En dat laatste doen we dan ook maar binnen de KNAW. Enigszins onder druk van het Dagelijkse Bestuur is het eeuwenoude, statige Trippenhuis in Amsterdam eind vorig jaar voorzien van een draadloos netwerk, met name voor leden van de KNAW en bezoekers van het Trippenhuis. Het faciliteren van mobility 'buiten de deur' stuit vooralsnog op de hoge kosten.

zaterdag, januari 19, 2008

Blogs uit het lab

In de bijlage Wetenschap & Onderwijs van NRC Handelsblad van vandaag stond een aardig artikel over wetenschappelijke weblogs. "Veel wetenschappers beginnen een logboek op internet over hun vakgebied. Weblogs zijn nog geen geaccepteerde bronnen, maar hun invloed groeit." Scienceblogs trekt bijvoorbeeld maandelijks meer dan een miljoen bezoekers.
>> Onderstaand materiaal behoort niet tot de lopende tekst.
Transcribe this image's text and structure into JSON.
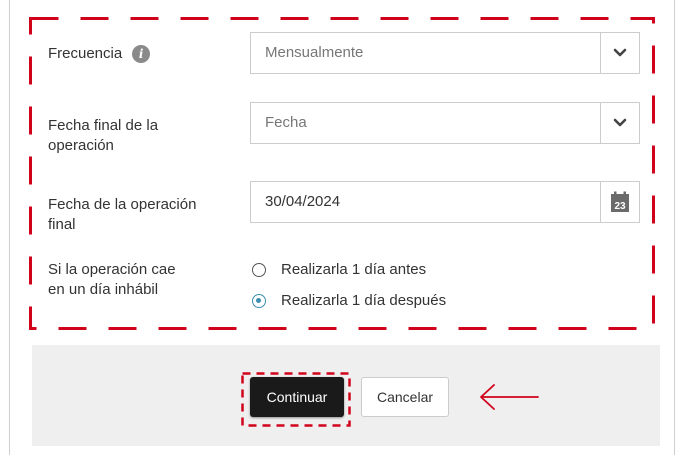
{
  "form": {
    "frequency": {
      "label": "Frecuencia",
      "info_icon": "info-icon",
      "selected": "Mensualmente",
      "caret_icon": "chevron-down-icon"
    },
    "end_date_type": {
      "label_line1": "Fecha final de la",
      "label_line2": "operación",
      "selected": "Fecha",
      "caret_icon": "chevron-down-icon"
    },
    "end_date": {
      "label_line1": "Fecha de la operación",
      "label_line2": "final",
      "value": "30/04/2024",
      "calendar_icon": "calendar-icon",
      "calendar_day": "23"
    },
    "non_business_day": {
      "label_line1": "Si la operación cae",
      "label_line2": "en un día inhábil",
      "options": [
        {
          "label": "Realizarla 1 día antes",
          "checked": false
        },
        {
          "label": "Realizarla 1 día después",
          "checked": true
        }
      ]
    }
  },
  "actions": {
    "continue_label": "Continuar",
    "cancel_label": "Cancelar"
  },
  "annotation": {
    "highlight_color": "#d0021b",
    "arrow_icon": "arrow-left-icon"
  },
  "colors": {
    "radio_selected": "#3a8fb0",
    "primary_button": "#1a1a1a",
    "footer_bg": "#efefef"
  }
}
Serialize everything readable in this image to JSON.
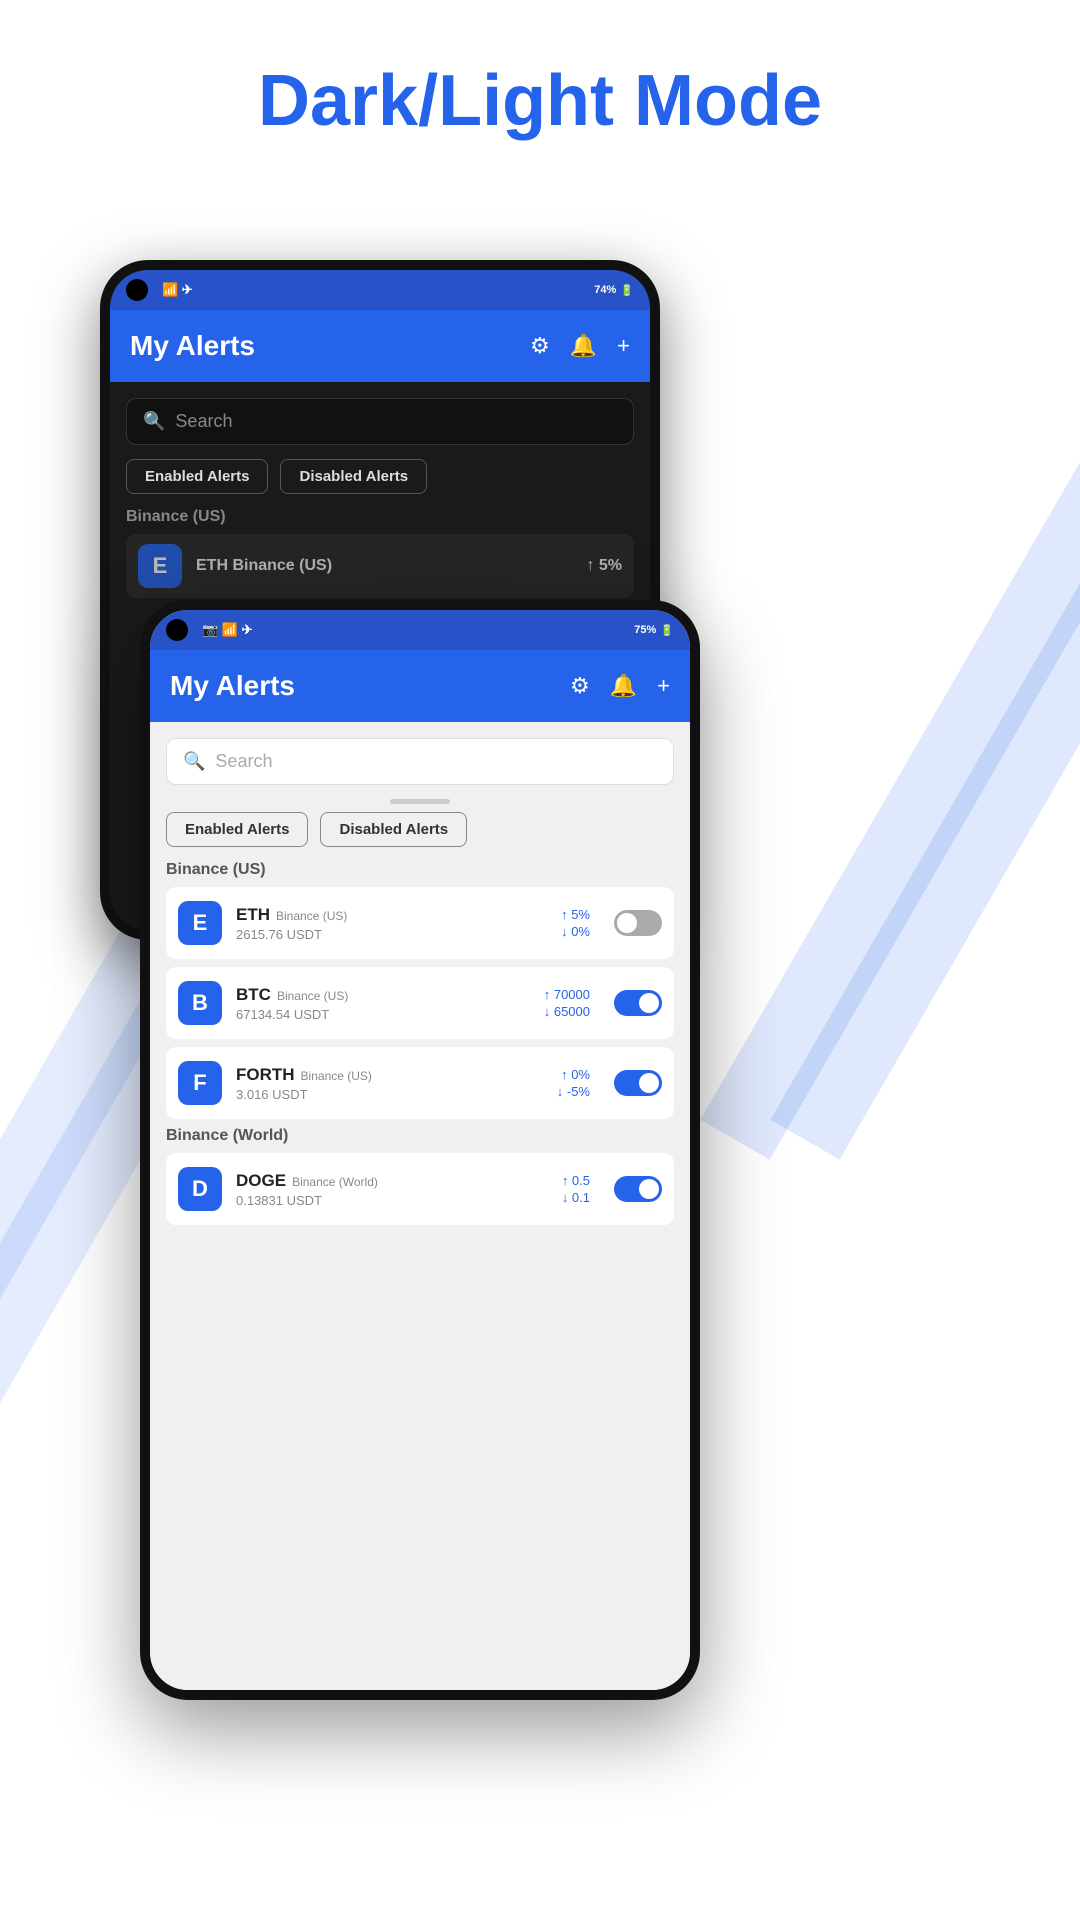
{
  "page": {
    "title": "Dark/Light Mode"
  },
  "dark_phone": {
    "status_bar": {
      "battery": "74%",
      "signal": "wifi"
    },
    "header": {
      "title": "My Alerts"
    },
    "search": {
      "placeholder": "Search"
    },
    "filters": {
      "enabled": "Enabled Alerts",
      "disabled": "Disabled Alerts"
    },
    "section": "Binance (US)",
    "partial_item": {
      "name": "ETH",
      "exchange": "Binance (US)",
      "value": "5%"
    }
  },
  "light_phone": {
    "status_bar": {
      "battery": "75%"
    },
    "header": {
      "title": "My Alerts"
    },
    "search": {
      "placeholder": "Search"
    },
    "filters": {
      "enabled": "Enabled Alerts",
      "disabled": "Disabled Alerts"
    },
    "sections": [
      {
        "name": "Binance (US)",
        "items": [
          {
            "letter": "E",
            "coin": "ETH",
            "exchange": "Binance (US)",
            "price": "2615.76 USDT",
            "up": "5%",
            "down": "0%",
            "enabled": false
          },
          {
            "letter": "B",
            "coin": "BTC",
            "exchange": "Binance (US)",
            "price": "67134.54 USDT",
            "up": "70000",
            "down": "65000",
            "enabled": true
          },
          {
            "letter": "F",
            "coin": "FORTH",
            "exchange": "Binance (US)",
            "price": "3.016 USDT",
            "up": "0%",
            "down": "-5%",
            "enabled": true
          }
        ]
      },
      {
        "name": "Binance (World)",
        "items": [
          {
            "letter": "D",
            "coin": "DOGE",
            "exchange": "Binance (World)",
            "price": "0.13831 USDT",
            "up": "0.5",
            "down": "0.1",
            "enabled": true
          }
        ]
      }
    ]
  },
  "icons": {
    "search": "🔍",
    "settings": "⚙",
    "bell": "🔔",
    "plus": "+",
    "arrow_up": "↑",
    "arrow_down": "↓"
  }
}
Nu zie je de invloed van weblogs misschien niet direct terug in wetenschappelijke publicaties, het is wel een manier om meer aandacht te krijgen voor je eigen wetenschappelijk werk, ook buiten de directe kring van vakgenoten en andere wetenschappers. De Open Access-beweging kan ook langs deze weg een extra impuls krijgen. Maar het is ook een andere manier om onderzoek te doen: via je weblog verzamel je bijvoorbeeld commentaar op je eerste versie van je artikel, al moet je dan natuurlijk niet bang zijn dat je ideeën door iemand anders gekaapt worden.
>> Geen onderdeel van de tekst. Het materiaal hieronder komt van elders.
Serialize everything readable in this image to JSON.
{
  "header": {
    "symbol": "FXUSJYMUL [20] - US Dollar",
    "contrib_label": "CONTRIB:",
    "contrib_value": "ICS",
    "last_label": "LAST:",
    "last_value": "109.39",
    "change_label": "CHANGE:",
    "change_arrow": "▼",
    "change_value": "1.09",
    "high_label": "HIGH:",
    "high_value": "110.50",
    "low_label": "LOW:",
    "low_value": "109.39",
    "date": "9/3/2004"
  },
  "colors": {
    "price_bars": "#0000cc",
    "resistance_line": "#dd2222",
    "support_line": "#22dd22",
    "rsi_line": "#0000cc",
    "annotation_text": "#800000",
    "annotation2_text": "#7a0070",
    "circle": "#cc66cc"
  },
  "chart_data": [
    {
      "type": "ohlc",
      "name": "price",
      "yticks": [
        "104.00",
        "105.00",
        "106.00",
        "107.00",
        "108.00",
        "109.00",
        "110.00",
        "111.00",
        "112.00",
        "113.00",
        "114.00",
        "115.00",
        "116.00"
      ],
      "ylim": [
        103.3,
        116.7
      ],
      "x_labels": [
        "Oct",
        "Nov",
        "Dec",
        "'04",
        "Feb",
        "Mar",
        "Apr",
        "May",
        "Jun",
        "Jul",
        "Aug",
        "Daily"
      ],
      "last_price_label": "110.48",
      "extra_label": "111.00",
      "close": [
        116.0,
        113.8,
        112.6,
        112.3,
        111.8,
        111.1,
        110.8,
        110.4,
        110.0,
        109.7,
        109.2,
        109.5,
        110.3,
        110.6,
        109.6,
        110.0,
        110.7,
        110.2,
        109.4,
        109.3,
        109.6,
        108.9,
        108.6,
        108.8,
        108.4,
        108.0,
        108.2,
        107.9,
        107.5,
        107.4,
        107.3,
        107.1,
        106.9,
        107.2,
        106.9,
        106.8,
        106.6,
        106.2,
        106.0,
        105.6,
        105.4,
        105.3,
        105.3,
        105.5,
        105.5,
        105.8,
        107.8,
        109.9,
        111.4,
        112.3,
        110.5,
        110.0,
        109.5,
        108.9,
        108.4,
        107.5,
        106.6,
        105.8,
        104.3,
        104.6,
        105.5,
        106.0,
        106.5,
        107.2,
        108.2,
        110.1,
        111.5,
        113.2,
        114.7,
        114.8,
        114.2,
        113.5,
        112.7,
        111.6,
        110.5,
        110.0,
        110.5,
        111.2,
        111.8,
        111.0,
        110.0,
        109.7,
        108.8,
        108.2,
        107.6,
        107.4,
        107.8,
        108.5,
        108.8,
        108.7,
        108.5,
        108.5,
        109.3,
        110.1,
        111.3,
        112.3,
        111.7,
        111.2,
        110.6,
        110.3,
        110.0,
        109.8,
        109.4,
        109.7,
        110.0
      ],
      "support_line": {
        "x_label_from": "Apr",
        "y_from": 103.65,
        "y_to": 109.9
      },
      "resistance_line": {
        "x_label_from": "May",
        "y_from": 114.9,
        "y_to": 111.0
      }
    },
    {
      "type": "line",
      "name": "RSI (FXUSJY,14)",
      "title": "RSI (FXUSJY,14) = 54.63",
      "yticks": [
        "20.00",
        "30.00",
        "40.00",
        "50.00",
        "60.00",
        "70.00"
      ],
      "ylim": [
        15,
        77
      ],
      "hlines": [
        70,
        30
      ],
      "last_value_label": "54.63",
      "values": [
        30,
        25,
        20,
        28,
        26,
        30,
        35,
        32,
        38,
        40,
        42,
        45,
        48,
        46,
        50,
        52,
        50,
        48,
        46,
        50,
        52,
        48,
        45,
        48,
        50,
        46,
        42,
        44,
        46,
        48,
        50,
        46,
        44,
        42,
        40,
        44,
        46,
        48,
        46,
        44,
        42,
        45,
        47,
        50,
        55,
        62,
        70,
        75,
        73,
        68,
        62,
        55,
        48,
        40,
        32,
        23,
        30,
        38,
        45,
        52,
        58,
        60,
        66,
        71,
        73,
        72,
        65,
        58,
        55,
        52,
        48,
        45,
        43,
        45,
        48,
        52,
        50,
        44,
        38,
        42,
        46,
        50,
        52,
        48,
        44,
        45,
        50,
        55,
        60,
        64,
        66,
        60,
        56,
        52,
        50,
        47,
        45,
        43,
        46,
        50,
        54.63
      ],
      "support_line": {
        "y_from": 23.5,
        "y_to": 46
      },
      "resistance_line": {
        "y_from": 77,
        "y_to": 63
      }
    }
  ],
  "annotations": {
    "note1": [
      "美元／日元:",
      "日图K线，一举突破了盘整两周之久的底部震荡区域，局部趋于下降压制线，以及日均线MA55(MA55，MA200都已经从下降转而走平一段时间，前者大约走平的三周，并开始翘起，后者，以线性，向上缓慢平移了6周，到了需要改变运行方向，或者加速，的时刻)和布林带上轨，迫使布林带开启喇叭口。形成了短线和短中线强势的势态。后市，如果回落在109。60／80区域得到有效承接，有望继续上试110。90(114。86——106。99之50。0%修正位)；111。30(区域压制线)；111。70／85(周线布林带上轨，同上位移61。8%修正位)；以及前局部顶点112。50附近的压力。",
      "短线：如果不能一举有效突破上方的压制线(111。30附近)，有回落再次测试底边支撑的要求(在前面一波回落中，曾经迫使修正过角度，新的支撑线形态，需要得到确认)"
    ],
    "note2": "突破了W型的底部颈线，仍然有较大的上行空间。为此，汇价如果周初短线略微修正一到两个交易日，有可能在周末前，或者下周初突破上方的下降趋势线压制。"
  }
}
KNAW-president Frits van Oostrom leest nooit wetenschappelijke weblogs. Hij ziet ook niemand in zijn omgeving ernaar verwijzen. "De meeste Akademieleden zijn natuurlijk wat ouder", verklaart hij. Nobelprijswinnaar Gerard 't Hooft wordt ook aangehaald in het NRC-artikel over wetenschappelijke weblogs: "Er staat een hoop flauwekul op. Mensen die weblogs hebben, zitten vaak in het alternatieve circuit en schoppen tegen de gevestigde orde. Ze voelen zich buitengesloten van de academische wereld en gaan dan publiceren op internet. Het is een ongecontroleerd medium waar vaak rare ideeën op te vinden zijn."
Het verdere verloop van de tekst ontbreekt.